The olive perchlet, a small floodplain specialist fish, was once widespread throughout the Murray-Darling Basin however wasn’t strong enough to deal with its enemies – predation by introduced species, habitat degradation, cold-water pollution from reservoirs, and degraded wetlands. As a result, it was declared officially extinct in Victoria in 1988.
A combined effort from organisations across three states has brought back the olive perchlet to central and northern Victorian wetlands.
The Tri State Alliance brings together seven natural resource bodies along the Murray from Victoria, New South Wales, and South Australia, including the North Central and Mallee Catchment Management Authorities.
SEA LIFE Melbourne Aquarium obtained juveniles from New South Wales DPI Fisheries and have been rearing them up as part of the same program that saw the southern purple spotted gudgeon, better known as the zombie fish, reintroduced into Victorian wetlands.
The Alliance and SEA LIFE Melbourne led the stocking of the aquarium-bred olive perchlet into surrogate wetlands on March 17, with help from NSW fisheries, SuniTAFE, the City of Greater Bendigo, and OzFish Unlimited.
“The sites were carefully selected, having no exotic fish species, permanent water supply, and enhanced habitat (aquatic plants and woody habitat added) to give the species the best chance of thriving. We expect the fish to breed at these sites and be part of the long-term plan to re-stock the species into restored floodplain habitats throughout the Murray corridor where the species used to be prolific.

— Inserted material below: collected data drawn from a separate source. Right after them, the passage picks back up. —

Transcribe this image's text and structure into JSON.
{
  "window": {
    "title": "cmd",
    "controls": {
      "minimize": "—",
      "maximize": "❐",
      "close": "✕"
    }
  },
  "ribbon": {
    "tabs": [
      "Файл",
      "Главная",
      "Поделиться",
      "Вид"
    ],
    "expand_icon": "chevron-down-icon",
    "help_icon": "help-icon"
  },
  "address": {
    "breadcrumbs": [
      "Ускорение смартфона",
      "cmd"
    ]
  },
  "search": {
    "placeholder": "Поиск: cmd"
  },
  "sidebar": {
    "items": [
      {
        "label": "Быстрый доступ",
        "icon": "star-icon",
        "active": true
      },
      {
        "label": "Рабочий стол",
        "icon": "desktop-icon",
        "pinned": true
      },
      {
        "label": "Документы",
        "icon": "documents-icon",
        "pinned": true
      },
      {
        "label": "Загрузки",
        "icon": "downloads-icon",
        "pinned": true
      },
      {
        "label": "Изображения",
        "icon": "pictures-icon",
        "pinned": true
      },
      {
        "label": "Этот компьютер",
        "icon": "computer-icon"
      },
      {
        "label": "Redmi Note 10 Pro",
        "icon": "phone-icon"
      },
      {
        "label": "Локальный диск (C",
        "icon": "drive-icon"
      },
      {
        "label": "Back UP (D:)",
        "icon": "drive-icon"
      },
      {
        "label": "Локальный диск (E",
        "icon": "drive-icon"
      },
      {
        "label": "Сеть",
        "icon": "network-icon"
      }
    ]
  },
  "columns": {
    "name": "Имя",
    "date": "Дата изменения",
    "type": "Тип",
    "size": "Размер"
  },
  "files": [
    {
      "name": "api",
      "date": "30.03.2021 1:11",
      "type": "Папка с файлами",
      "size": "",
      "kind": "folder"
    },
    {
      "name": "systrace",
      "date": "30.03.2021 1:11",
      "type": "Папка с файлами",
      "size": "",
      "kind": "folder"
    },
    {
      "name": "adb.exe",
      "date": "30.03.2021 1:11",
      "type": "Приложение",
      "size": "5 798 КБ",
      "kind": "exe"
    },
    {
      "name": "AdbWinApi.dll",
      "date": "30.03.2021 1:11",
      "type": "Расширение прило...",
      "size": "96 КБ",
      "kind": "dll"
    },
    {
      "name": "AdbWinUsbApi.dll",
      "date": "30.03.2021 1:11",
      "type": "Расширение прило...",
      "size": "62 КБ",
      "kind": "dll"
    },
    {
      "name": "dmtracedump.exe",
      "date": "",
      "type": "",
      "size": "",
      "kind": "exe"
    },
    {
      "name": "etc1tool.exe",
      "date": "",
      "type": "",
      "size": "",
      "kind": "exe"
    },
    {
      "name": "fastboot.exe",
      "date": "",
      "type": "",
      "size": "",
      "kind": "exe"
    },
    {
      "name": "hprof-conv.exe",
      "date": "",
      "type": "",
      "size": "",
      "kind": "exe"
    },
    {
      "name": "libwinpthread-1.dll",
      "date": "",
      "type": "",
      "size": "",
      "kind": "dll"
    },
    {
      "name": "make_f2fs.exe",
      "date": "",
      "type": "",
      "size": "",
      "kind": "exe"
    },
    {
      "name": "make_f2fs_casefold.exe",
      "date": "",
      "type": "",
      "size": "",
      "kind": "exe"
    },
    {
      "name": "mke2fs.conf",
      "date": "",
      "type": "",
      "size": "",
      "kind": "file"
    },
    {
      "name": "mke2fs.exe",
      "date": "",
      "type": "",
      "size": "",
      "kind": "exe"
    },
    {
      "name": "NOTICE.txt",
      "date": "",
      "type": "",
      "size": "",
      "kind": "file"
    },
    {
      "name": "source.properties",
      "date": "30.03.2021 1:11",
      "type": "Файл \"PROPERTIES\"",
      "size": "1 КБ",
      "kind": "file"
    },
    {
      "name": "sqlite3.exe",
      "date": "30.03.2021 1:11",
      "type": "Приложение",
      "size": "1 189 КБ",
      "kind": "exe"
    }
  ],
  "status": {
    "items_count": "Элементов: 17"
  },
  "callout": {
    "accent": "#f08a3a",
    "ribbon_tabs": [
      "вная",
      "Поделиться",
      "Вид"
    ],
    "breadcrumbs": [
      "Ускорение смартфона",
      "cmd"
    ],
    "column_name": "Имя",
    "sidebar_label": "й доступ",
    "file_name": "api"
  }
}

After the initial success of the zombie fish program in Bendigo and Mildura, we’re looking forward to seeing yet another important small native fish thriving in our region’s wetlands and rivers.” - Dr Peter Rose, Project Manager at the North Central CMA and the Tri State Alliance’s Mid Murray Floodplain Recovery Reach coordinator.
Sam Fawke is the Curatorial Displays Supervisor at SEA LIFE Melbourne and leads the aquarium’s olive perchlet and southern purple spotted gudgeon breeding programs.
“It’s amazing to see the olive perchlet released into the surrogate wetlands. After receiving the fish from NSW Fisheries, we were able to create an optimal environment to rear the fish while also educating our visitors about the importance of wetland conservation. We look forward to continuing to work with Tri State Alliance to bring more native fish species back from the brink of extinction.”